Русская канарейка. Блудный сын - Страница 18

Изменить размер шрифта:

«Dignare»… Не зря в старину давали классическое образование: латынь, пусть в объеме гимназического курса, латынь – жаргон медиков, теологов и юристов, золотая латынь, которую, как говаривала Барышня, попутно прикарманили итальянский, испанский, французский, да и английский с немецким… А вот попробуй найти аналог – споткнешься! «Dignare»… «Удостой» – как в классическом переводе? Вряд ли. Скорее – «Сохрани в достоинстве, Господи, избавь от искушений».

– Miserere nostri Domine, miserere nostri!

Хорошо жилось тогда, в XVIII веке: чуть что – помилуй, Господи!.. А нам сегодня кого молить, у кого защиты искать?

– Fiat misericordia tua…

Его голос взбирается вкрадчиво молящим «Miserere!» все выше, все выше, как бы испытывая публику, вручая ей еще более высокую ноту своего беспримерного диапазона:

– Do-omine, super nos, quemadmo-odum spe-eravimus in te… – как бы предлагая ступить вместе с ним на эфемерную лестницу, уходящую в такую запредельную высь, откуда не всегда и вернуться получается, лестницу ангелов, достойную, пожалуй, лишь легчайших шагов господних посланников, что снуют и снуют над головой спящего Яакова, где-то там, где вырос и жил сам Леон:

– In te, Domine, speravi: non confundar in aeternum.

Запрокинутое лицо Айи в зале… зачарованное – не пением, конечно, а чем же? Всем этим великолепием? Витражами, внутренним убранством Часовни? Да вот же оно, то лицо, на крайнем слева витраже, голубой лишь накидки на голове не хватает. Вот она, Мария Аннунциата, что встретилась в Палермо, на холсте, в тот день, когда, сдавшись упорной мягчайшей осаде, он уже готов был сказать Николь слова, которых так долго она ждала – и не дождалась… Не дождалась! Что же остановило его? Предупредительно поднятая строгая ладонь: погоди, не торопись, угадай меня, узнай меня – вылови – на острове, в пропотевшей красной рубахе, со шрамом под лопаткой, с Желтухиным в истории угрюмой семьи…

Молящее «Miserere!» все исступленнее, все настойчивее вздымается и рвется к небесам, распахивает невидимые божественные кулисы: сначала пурпурные, кровеносные, струйные, наполненные самым низким тембром диапазона, затем солнечно звонкие, складчатые, ликующие переливы среднего регистра, затем полетно-лазурные, упоительные, выше которых, кажется, даже мечта, даже сон не взмывают… И наконец его бесплотный, невесомый, самый прозрачный его белый голос раздвигает последнюю невидимую завесу и растворяется в китовых ребрах гигантского потолка…

* * *

После концерта организаторы пригласили солистов и кое-кого из гостей на ужин в ресторан где-то на окраине городка: заведение, декорированное под деревенскую харчевню, предлагало здоровые мясные радости – запеченные свиные ноги, здоровенные стейки, рыбу, зажаренную целиком, с хрустящим картофелем.
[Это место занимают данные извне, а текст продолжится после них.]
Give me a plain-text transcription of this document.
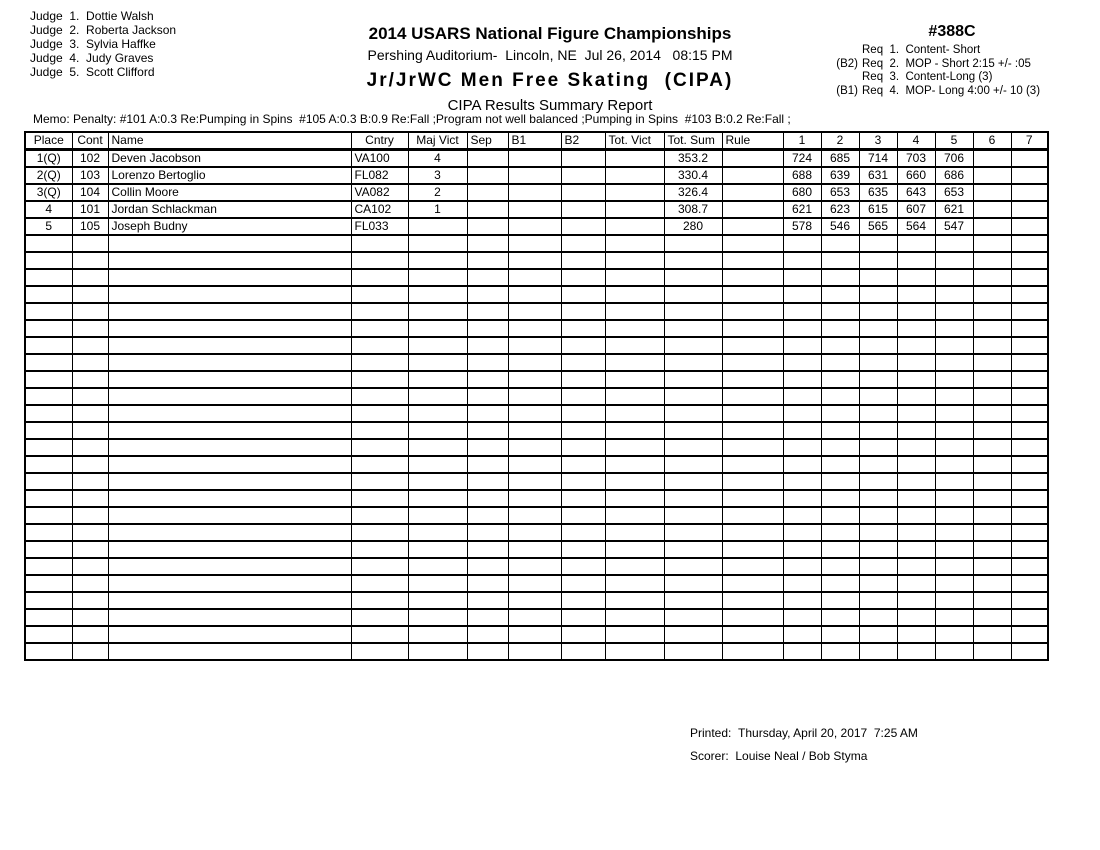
Judge  1.  Dottie Walsh
Judge  2.  Roberta Jackson
Judge  3.  Sylvia Haffke
Judge  4.  Judy Graves
Judge  5.  Scott Clifford
2014 USARS National Figure Championships
Pershing Auditorium-  Lincoln, NE  Jul 26, 2014   08:15 PM
Jr/JrWC Men Free Skating  (CIPA)
CIPA Results Summary Report
#388C
Req  1.  Content- Short
(B2) Req  2.  MOP - Short 2:15 +/- :05
Req  3.  Content-Long (3)
(B1) Req  4.  MOP- Long 4:00 +/- 10 (3)
Memo: Penalty: #101 A:0.3 Re:Pumping in Spins  #105 A:0.3 B:0.9 Re:Fall ;Program not well balanced ;Pumping in Spins  #103 B:0.2 Re:Fall ;
Place	Cont	Name	Cntry	Maj Vict	Sep	B1	B2	Tot. Vict	Tot. Sum	Rule	1	2	3	4	5	6	7
1(Q)	102	Deven Jacobson	VA100	4					353.2		724	685	714	703	706		
2(Q)	103	Lorenzo Bertoglio	FL082	3					330.4		688	639	631	660	686		
3(Q)	104	Collin Moore	VA082	2					326.4		680	653	635	643	653		
4	101	Jordan Schlackman	CA102	1					308.7		621	623	615	607	621		
5	105	Joseph Budny	FL033						280		578	546	565	564	547		

Printed: Thursday, April 20, 2017  7:25 AM
Scorer: Louise Neal / Bob Styma
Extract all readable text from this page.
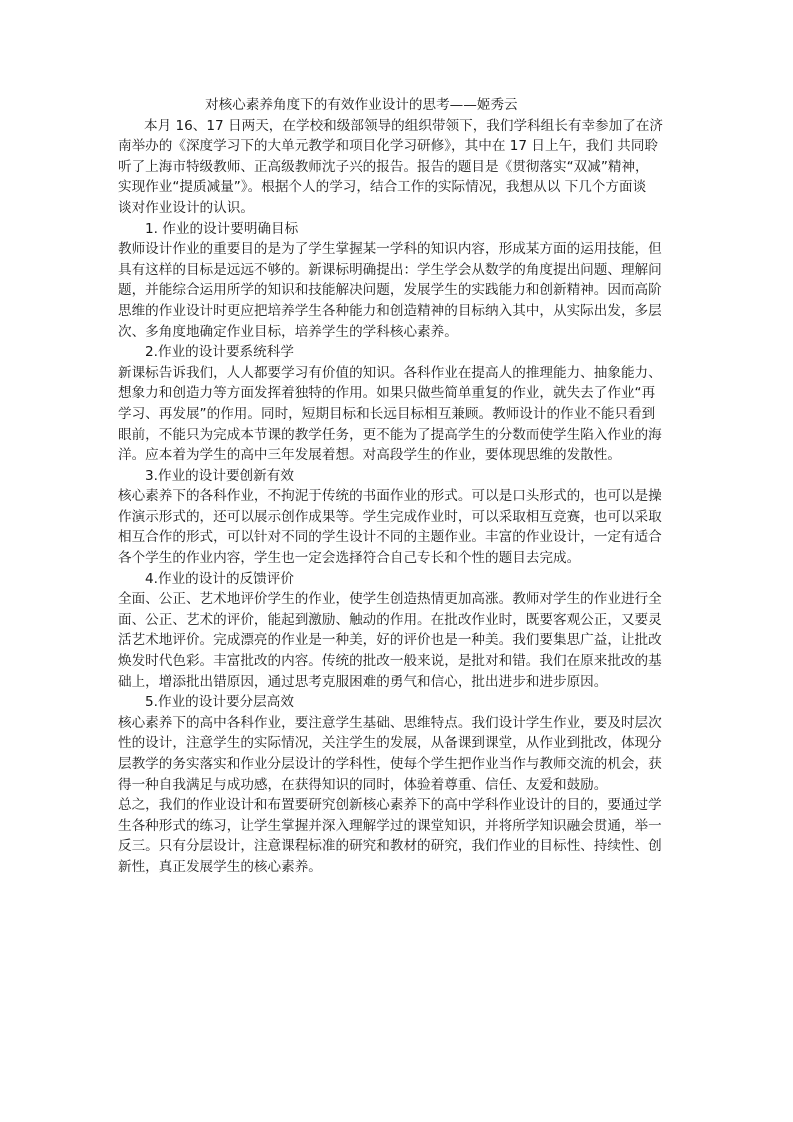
对核心素养角度下的有效作业设计的思考——姬秀云
本月 16、17 日两天，在学校和级部领导的组织带领下，我们学科组长有幸参加了在济
南举办的《深度学习下的大单元教学和项目化学习研修》，其中在 17 日上午，我们 共同聆
听了上海市特级教师、正高级教师沈子兴的报告。报告的题目是《贯彻落实“双减”精神，
实现作业“提质减量”》。根据个人的学习，结合工作的实际情况，我想从以 下几个方面谈
谈对作业设计的认识。
1. 作业的设计要明确目标
教师设计作业的重要目的是为了学生掌握某一学科的知识内容，形成某方面的运用技能，但
具有这样的目标是远远不够的。新课标明确提出：学生学会从数学的角度提出问题、理解问
题，并能综合运用所学的知识和技能解决问题，发展学生的实践能力和创新精神。因而高阶
思维的作业设计时更应把培养学生各种能力和创造精神的目标纳入其中，从实际出发，多层
次、多角度地确定作业目标，培养学生的学科核心素养。
2.作业的设计要系统科学
新课标告诉我们，人人都要学习有价值的知识。各科作业在提高人的推理能力、抽象能力、
想象力和创造力等方面发挥着独特的作用。如果只做些简单重复的作业，就失去了作业“再
学习、再发展”的作用。同时，短期目标和长远目标相互兼顾。教师设计的作业不能只看到
眼前，不能只为完成本节课的教学任务，更不能为了提高学生的分数而使学生陷入作业的海
洋。应本着为学生的高中三年发展着想。对高段学生的作业，要体现思维的发散性。
3.作业的设计要创新有效
核心素养下的各科作业，不拘泥于传统的书面作业的形式。可以是口头形式的，也可以是操
作演示形式的，还可以展示创作成果等。学生完成作业时，可以采取相互竞赛，也可以采取
相互合作的形式，可以针对不同的学生设计不同的主题作业。丰富的作业设计，一定有适合
各个学生的作业内容，学生也一定会选择符合自己专长和个性的题目去完成。
4.作业的设计的反馈评价
全面、公正、艺术地评价学生的作业，使学生创造热情更加高涨。教师对学生的作业进行全
面、公正、艺术的评价，能起到激励、触动的作用。在批改作业时，既要客观公正，又要灵
活艺术地评价。完成漂亮的作业是一种美，好的评价也是一种美。我们要集思广益，让批改
焕发时代色彩。丰富批改的内容。传统的批改一般来说，是批对和错。我们在原来批改的基
础上，增添批出错原因，通过思考克服困难的勇气和信心，批出进步和进步原因。
5.作业的设计要分层高效
核心素养下的高中各科作业，要注意学生基础、思维特点。我们设计学生作业，要及时层次
性的设计，注意学生的实际情况，关注学生的发展，从备课到课堂，从作业到批改，体现分
层教学的务实落实和作业分层设计的学科性，使每个学生把作业当作与教师交流的机会，获
得一种自我满足与成功感，在获得知识的同时，体验着尊重、信任、友爱和鼓励。
总之，我们的作业设计和布置要研究创新核心素养下的高中学科作业设计的目的，要通过学
生各种形式的练习，让学生掌握并深入理解学过的课堂知识，并将所学知识融会贯通，举一
反三。只有分层设计，注意课程标准的研究和教材的研究，我们作业的目标性、持续性、创
新性，真正发展学生的核心素养。
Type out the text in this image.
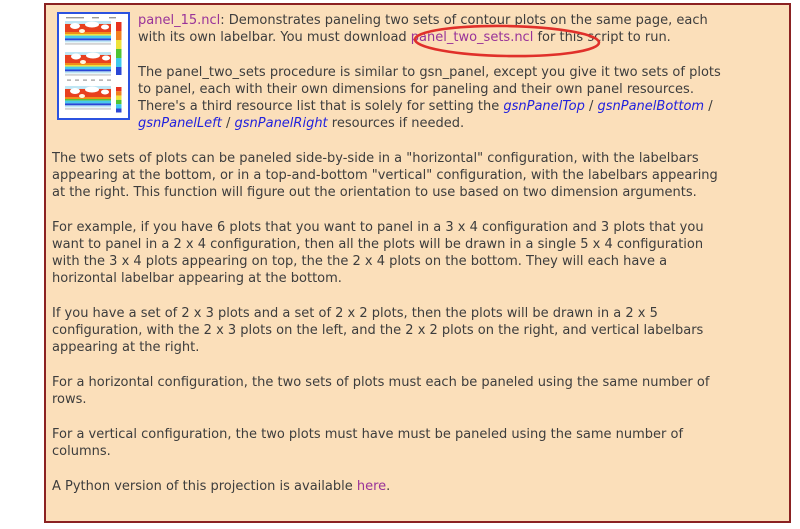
panel_15.ncl: Demonstrates paneling two sets of contour plots on the same page, each
with its own labelbar. You must download panel_two_sets.ncl for this script to run.

The panel_two_sets procedure is similar to gsn_panel, except you give it two sets of plots
to panel, each with their own dimensions for paneling and their own panel resources.
There's a third resource list that is solely for setting the gsnPanelTop / gsnPanelBottom /
gsnPanelLeft / gsnPanelRight resources if needed.

The two sets of plots can be paneled side-by-side in a "horizontal" configuration, with the labelbars
appearing at the bottom, or in a top-and-bottom "vertical" configuration, with the labelbars appearing
at the right. This function will figure out the orientation to use based on two dimension arguments.

For example, if you have 6 plots that you want to panel in a 3 x 4 configuration and 3 plots that you
want to panel in a 2 x 4 configuration, then all the plots will be drawn in a single 5 x 4 configuration
with the 3 x 4 plots appearing on top, the the 2 x 4 plots on the bottom. They will each have a
horizontal labelbar appearing at the bottom.

If you have a set of 2 x 3 plots and a set of 2 x 2 plots, then the plots will be drawn in a 2 x 5
configuration, with the 2 x 3 plots on the left, and the 2 x 2 plots on the right, and vertical labelbars
appearing at the right.

For a horizontal configuration, the two sets of plots must each be paneled using the same number of
rows.

For a vertical configuration, the two plots must have must be paneled using the same number of
columns.

A Python version of this projection is available here.
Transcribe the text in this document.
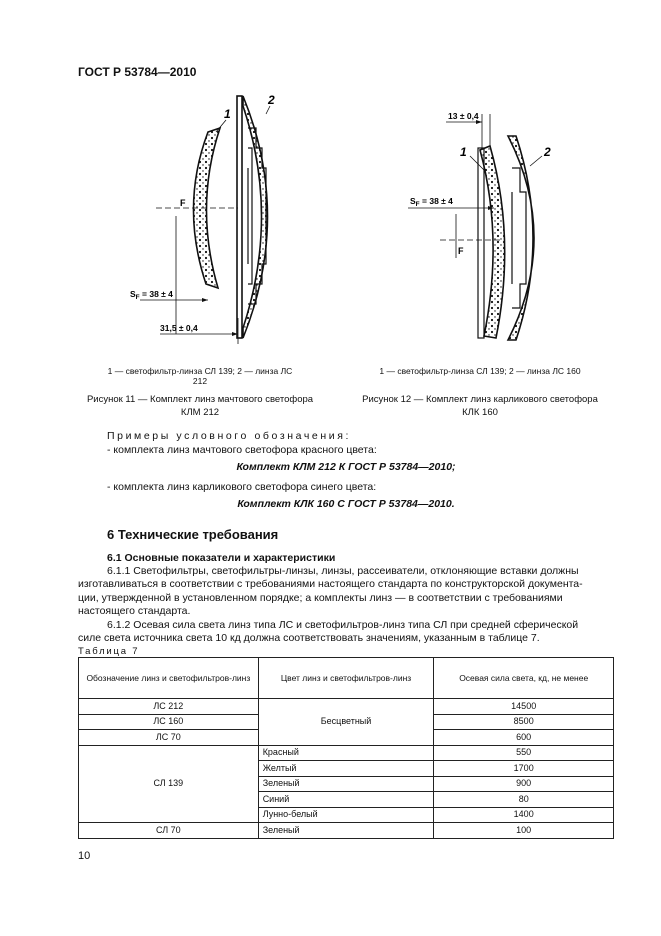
ГОСТ Р 53784—2010
1
2
F
$S_F = 38 \pm 4$
31,5 ± 0,4
13 ± 0,4
1	2
$S_F = 38 \pm 4$
F
1 — светофильтр-линза СЛ 139; 2 — линза ЛС 212
1 — светофильтр-линза СЛ 139; 2 — линза ЛС 160
Рисунок 11 — Комплект линз мачтового светофора
КЛМ 212
Рисунок 12 — Комплект линз карликового светофора
КЛК 160
Примеры условного обозначения:
- комплекта линз мачтового светофора красного цвета:
Комплект КЛМ 212 К ГОСТ Р 53784—2010;
- комплекта линз карликового светофора синего цвета:
Комплект КЛК 160 С ГОСТ Р 53784—2010.
6 Технические требования
6.1 Основные показатели и характеристики
6.1.1 Светофильтры, светофильтры-линзы, линзы, рассеиватели, отклоняющие вставки должны
изготавливаться в соответствии с требованиями настоящего стандарта по конструкторской документа-
ции, утвержденной в установленном порядке; а комплекты линз — в соответствии с требованиями
настоящего стандарта.
6.1.2 Осевая сила света линз типа ЛС и светофильтров-линз типа СЛ при средней сферической
силе света источника света 10 кд должна соответствовать значениям, указанным в таблице 7.
Таблица 7
Обозначение линз и светофильтров-линз	Цвет линз и светофильтров-линз	Осевая сила света, кд, не менее
ЛС 212	Бесцветный	14500
ЛС 160		8500
ЛС 70		600
СЛ 139	Красный	550
	Желтый	1700
	Зеленый	900
	Синий	80
	Лунно-белый	1400
СЛ 70	Зеленый	100
10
Здесь было дымно, тесно и шумно, весело наяривал, путаясь под ногами и задевая колени и локти сидящих, ансамблик-троица, скрипка-флейта-гармонь, и Леон, возбужденный, или, как говорила Барышня, «вздернутый» после концерта, приобнимал Айю какой-то невидящей, по-прежнему концертной рукой… Он еще не вернулся к ней, всем существом еще стоял там, под органными трубами, и она – неожиданно для себя – так смешно, нелепо ревновала и злилась, не понимая, как ей вести себя в этом частоколе чужих лиц и рук, чужих восхищенных губ и глаз, обращенных к ее Леону, посягающих на него. А он, разгоряченный, непохожий на себя, обольстительный, женственный… как он отдается этим восхищенным глазам и губам, так предательски им отзывается, впивая мед и патоку комплиментов, льнет к ним, продолжая обнимать Айю невидящей рукой…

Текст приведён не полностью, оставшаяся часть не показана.